Ollama

Ollama is the most popular tool for running large language models locally. It provides a clean command-line interface, a built-in model registry with hundreds of pre-quantized models, and automatic GPU/CPU acceleration. Ollama abstracts away the complexity of model management and inference configuration, making it straightforward to get started with local AI on Debian.

Prerequisites

Before installing Ollama, make sure your system meets these requirements:

Debian 12 (Bookworm) or later -- 64-bit x86_64 or ARM64
4 GB RAM minimum -- 16 GB or more recommended for larger models
Internet connection -- Required for downloading models
GPU (optional but recommended) -- NVIDIA GPU with CUDA support for accelerated inference; AMD ROCm GPUs are also supported

TIP

Ollama works on CPU-only machines. GPU acceleration is optional but significantly improves performance for larger models.

Installation

Method 1: Official Install Script (Recommended)
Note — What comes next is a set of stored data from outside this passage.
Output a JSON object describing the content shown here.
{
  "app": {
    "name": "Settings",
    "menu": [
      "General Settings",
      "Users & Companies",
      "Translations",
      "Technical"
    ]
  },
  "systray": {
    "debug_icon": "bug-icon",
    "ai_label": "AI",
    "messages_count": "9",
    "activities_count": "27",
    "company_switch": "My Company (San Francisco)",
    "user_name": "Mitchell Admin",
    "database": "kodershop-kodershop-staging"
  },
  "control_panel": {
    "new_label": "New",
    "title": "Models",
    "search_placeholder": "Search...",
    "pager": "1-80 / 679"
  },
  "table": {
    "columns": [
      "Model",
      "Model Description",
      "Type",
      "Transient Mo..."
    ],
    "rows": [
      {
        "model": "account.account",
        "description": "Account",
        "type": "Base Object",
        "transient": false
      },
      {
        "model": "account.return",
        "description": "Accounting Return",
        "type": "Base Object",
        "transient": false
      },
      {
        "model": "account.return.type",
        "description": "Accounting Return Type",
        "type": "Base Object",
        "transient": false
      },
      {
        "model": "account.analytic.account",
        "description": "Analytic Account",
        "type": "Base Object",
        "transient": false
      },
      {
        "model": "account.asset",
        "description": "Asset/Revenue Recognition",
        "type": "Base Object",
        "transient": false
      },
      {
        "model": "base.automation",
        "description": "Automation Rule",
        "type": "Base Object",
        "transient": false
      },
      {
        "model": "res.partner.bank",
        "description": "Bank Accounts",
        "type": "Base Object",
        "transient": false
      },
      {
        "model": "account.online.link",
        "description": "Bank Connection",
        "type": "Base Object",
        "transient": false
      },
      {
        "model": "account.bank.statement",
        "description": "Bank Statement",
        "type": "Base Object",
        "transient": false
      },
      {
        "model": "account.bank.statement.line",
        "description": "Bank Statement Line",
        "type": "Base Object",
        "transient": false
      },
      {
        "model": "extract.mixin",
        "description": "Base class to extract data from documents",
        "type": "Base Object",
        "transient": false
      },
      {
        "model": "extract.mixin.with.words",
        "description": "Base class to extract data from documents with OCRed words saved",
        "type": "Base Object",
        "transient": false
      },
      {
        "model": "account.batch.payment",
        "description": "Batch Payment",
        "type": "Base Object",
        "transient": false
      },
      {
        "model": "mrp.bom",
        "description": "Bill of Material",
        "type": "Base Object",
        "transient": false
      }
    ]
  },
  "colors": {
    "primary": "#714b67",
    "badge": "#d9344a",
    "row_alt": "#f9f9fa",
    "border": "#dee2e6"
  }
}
The official installer handles all dependencies, creates a systemd service, and configures the environment automatically.

bash

# Download and run the official Ollama installer
curl -fsSL https://ollama.com/install.sh | sh

# Verify the installation
ollama --version

Method 2: Manual Installation

If you prefer to install manually, download the binary directly.

bash

# Download the Ollama binary
curl -L https://ollama.com/download/ollama-linux-amd64.tgz -o ollama-linux-amd64.tgz

# Extract to /usr/local
sudo tar -C /usr -xzf ollama-linux-amd64.tgz

# Verify the installation
ollama --version

NVIDIA GPU Setup

If you have an NVIDIA GPU and want to enable CUDA acceleration, install the NVIDIA drivers first.

bash

# Install NVIDIA driver (non-free repository must be enabled)
sudo apt install -y nvidia-driver firmware-misc-nonfree

# Reboot to load the driver
sudo reboot

# After reboot, verify the GPU is recognized
nvidia-smi

WARNING

Make sure you have the non-free and non-free-firmware components enabled in your /etc/apt/sources.list. Without these, the NVIDIA driver packages will not be available.

Configuration

Systemd Service Management

The installer creates a systemd service that runs Ollama in the background.

bash

# Check the service status
sudo systemctl status ollama

# Start the service
sudo systemctl start ollama

# Stop the service
sudo systemctl stop ollama

# Enable the service to start on boot
sudo systemctl enable ollama

# Disable the service from starting on boot
sudo systemctl disable ollama

# View Ollama service logs
journalctl -u ollama -f

Environment Variables

You can customize Ollama's behavior with environment variables. Edit the systemd service file or create an override.

bash

# Create a systemd override for custom environment variables
sudo systemctl edit ollama

Add your custom settings in the editor:

ini

[Service]
Environment="OLLAMA_HOST=0.0.0.0:11434"
Environment="OLLAMA_MODELS=/path/to/custom/models"
Environment="OLLAMA_NUM_PARALLEL=4"

bash

# Reload systemd and restart Ollama
sudo systemctl daemon-reload
sudo systemctl restart ollama

Variable	Description	Default
`OLLAMA_HOST`	Bind address and port for the API server	`127.0.0.1:11434`
`OLLAMA_MODELS`	Directory where models are stored	`~/.ollama/models`
`OLLAMA_NUM_PARALLEL`	Number of parallel request slots	`1`
`OLLAMA_MAX_LOADED_MODELS`	Maximum number of models loaded simultaneously	`1`
`OLLAMA_KEEP_ALIVE`	Duration to keep models loaded in memory	`5m`

Usage

Pulling and Running Models

bash

# Pull a model from the Ollama registry
ollama pull llama3.2

# Run a model in interactive chat mode
ollama run llama3.2

# Run a model with a one-shot prompt
ollama run llama3.2 "Explain the Debian release cycle in three sentences."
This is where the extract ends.